Complaining about airlines on Twitter is a universal pastime for disgruntled travelers, and yet somehow British Airways has managed to turn the activity into a data privacy debacle of its own doing. Security researcher and PhD student Mustafa Al-Bassam discovered yesterday that the airline’s social media team was demanding customers post a trove of personal information publicly on Twitter, so it could help investigate customer service claims. That included passport numbers, full addresses, and other sensitive info, as reported earlier today by TechCrunch.
Even weirder: the airline kept insisting this was to “comply with GDPR,” which is the General Data Protection Regulation. It’s the EU’s new widespread consumer privacy law designed to keep companies from collecting and selling personal information of internet users without their consent. So it doesn’t make much sense why British Airways would require customers post their personal information on Twitter for all to see just to get assistance about a missed or delayed flight.
Al-Bassam notes how, after some users complained about the airline’s bizarrely worded request, it began altering its replies to say that customers should DM them the info instead. Granted, GDPR is an 88-page, 56,000-word law that is quite complex and confusing. It also just went into effect on May 25th and many companies have struggled with compliance. Still, there’s nothing about GDPR that should imply it involves asking people to post personal information to Twitter.
Making matters worse for British Airways, Al-Bassam was only looking into the company’s Twitter activity because he discovered he couldn’t check in for his flight — to a security conference no less — without disabling his ad blocker. It turns out British Airways uses tracking cookies when you check into flights on a web browser that then sends your personal information to third-party sites.
As he notes, without proper consent, this is a violation of GDPR, the same GDPR that British Airways’ social media team thinks it’s complying with by asking people to post personal information on Twitter.

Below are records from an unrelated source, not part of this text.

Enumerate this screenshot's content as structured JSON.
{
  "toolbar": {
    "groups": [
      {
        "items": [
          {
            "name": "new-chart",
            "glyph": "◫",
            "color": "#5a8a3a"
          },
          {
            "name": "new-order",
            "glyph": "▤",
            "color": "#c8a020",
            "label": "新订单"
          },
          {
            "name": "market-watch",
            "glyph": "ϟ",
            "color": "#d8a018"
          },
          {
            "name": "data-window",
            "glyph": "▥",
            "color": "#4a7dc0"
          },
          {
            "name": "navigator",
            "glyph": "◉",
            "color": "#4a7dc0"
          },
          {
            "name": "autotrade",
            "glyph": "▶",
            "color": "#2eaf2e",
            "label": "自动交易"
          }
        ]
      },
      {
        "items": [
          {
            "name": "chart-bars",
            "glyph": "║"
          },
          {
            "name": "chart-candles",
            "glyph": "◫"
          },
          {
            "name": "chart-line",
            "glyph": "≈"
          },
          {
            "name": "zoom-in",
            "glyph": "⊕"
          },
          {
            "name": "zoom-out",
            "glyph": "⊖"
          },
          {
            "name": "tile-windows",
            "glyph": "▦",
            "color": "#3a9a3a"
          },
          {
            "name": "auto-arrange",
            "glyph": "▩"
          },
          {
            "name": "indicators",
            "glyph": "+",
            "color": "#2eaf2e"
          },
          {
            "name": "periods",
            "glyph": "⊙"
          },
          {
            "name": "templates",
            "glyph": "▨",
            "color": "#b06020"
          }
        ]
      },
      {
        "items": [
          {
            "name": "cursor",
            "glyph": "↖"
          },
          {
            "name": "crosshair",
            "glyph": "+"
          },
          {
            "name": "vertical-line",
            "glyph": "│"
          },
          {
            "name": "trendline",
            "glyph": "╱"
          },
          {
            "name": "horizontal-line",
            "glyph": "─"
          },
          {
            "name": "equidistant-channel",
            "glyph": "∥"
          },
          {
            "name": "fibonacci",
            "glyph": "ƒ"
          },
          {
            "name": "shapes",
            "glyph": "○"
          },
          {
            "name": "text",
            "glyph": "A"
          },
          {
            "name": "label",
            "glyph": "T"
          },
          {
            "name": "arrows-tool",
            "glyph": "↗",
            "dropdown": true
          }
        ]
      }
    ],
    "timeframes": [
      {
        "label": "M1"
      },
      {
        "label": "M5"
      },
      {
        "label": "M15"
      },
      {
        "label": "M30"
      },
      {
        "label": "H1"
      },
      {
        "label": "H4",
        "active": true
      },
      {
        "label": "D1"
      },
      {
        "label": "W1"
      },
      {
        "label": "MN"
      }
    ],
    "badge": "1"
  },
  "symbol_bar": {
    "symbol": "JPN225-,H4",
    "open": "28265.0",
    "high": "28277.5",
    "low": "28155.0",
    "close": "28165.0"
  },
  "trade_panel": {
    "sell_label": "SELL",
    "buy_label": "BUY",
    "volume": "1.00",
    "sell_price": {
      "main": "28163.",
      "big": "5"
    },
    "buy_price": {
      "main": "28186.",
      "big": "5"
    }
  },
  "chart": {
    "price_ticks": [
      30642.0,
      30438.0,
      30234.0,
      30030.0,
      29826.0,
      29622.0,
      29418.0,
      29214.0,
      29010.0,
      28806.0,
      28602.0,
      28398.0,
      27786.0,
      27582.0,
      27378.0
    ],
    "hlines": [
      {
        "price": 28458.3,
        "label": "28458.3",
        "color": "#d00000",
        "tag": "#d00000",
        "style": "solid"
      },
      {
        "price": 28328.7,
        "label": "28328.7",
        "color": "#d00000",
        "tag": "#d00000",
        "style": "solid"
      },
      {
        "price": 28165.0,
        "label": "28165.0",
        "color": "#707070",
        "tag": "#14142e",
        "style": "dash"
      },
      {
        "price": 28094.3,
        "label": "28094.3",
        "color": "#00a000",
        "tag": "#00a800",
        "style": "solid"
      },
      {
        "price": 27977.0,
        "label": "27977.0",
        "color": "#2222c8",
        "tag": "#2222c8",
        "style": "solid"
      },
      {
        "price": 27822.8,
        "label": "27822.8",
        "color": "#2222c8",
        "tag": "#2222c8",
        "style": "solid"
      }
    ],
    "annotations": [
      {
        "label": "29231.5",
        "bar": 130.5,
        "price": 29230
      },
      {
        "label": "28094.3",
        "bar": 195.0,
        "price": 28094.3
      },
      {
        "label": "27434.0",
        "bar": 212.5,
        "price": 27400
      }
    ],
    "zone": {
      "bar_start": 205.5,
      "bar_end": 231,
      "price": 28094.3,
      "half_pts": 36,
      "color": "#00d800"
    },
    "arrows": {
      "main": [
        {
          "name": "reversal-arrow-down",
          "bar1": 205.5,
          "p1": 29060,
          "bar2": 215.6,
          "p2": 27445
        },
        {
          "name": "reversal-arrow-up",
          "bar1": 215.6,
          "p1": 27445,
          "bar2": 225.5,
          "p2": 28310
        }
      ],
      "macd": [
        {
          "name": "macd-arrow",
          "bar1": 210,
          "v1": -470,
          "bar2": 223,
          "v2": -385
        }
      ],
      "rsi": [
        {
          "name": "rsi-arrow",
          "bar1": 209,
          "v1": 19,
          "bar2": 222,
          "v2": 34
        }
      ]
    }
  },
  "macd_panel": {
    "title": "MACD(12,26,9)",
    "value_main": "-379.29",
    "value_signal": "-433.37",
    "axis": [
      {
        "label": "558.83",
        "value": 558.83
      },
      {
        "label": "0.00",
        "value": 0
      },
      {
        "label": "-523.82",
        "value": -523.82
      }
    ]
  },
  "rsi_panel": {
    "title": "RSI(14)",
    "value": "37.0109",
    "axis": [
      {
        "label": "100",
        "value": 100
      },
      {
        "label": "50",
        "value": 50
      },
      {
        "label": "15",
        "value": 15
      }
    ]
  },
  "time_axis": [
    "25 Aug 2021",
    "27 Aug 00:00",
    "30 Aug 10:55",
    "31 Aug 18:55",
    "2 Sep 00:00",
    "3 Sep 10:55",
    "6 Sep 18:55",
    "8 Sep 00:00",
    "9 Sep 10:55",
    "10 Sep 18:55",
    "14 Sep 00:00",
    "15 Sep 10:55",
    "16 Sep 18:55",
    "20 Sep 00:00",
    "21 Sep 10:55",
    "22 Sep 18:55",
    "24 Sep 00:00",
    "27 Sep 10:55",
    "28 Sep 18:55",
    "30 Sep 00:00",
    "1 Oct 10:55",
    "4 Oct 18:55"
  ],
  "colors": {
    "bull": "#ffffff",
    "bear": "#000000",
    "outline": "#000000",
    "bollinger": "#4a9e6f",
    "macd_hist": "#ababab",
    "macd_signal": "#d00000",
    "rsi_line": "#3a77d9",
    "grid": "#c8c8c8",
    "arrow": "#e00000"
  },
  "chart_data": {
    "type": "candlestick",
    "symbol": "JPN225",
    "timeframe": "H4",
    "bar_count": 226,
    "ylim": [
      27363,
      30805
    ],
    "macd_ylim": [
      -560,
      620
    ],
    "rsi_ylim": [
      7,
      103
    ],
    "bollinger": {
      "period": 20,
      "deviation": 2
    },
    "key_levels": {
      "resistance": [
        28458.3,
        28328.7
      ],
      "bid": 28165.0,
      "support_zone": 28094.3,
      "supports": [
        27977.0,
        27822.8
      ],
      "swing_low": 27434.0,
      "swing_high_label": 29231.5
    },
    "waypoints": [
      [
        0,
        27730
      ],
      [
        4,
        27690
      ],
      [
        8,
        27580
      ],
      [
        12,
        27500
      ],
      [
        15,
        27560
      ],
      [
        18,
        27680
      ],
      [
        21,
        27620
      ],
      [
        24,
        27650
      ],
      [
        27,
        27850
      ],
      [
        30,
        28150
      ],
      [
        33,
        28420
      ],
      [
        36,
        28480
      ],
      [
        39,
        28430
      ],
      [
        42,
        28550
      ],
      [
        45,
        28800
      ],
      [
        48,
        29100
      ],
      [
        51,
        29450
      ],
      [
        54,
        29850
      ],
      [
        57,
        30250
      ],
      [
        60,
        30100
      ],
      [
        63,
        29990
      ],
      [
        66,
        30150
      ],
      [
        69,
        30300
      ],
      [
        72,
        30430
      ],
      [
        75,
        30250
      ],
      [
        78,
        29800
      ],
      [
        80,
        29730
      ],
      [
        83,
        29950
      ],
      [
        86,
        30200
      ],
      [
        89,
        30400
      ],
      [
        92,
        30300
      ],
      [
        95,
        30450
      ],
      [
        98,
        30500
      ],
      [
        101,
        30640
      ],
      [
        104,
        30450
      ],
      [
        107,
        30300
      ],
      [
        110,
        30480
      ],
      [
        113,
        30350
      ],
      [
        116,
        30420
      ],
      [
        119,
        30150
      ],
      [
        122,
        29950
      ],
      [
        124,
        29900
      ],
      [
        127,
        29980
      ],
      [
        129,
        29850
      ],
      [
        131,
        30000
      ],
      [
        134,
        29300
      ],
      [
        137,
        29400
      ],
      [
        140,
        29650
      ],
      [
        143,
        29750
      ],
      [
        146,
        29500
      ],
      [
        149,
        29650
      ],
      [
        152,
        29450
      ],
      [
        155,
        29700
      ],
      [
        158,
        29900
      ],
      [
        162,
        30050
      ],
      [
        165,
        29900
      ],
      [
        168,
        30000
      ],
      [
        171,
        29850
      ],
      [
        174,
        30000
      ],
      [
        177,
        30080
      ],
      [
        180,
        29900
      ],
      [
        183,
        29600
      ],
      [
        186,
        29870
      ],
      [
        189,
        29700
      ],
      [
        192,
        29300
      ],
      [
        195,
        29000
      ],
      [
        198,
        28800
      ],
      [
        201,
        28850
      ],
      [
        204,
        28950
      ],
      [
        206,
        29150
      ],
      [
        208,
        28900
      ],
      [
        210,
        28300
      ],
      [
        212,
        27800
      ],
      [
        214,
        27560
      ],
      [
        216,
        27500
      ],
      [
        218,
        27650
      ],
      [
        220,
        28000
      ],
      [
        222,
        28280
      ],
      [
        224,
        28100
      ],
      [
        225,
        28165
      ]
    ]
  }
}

After a frustrating back-and-forth with various members of the British Airways team about why there was no consent form or opt-out mechanism, Al-Bassam submitted a complaint to the airline, reposted here, voicing his concerns. He also outlined his plans to submit a more formal GDPR complaint with the UK’s Information Commissioner’s Office within 30 days if the company doesn’t remedy the issue with its web check-in process and ad-tracking practices.
Now, while it’s well understood that GDPR is confusing and takes some time to parse, it seems like there’s a more profound misunderstanding going on over at British Airways.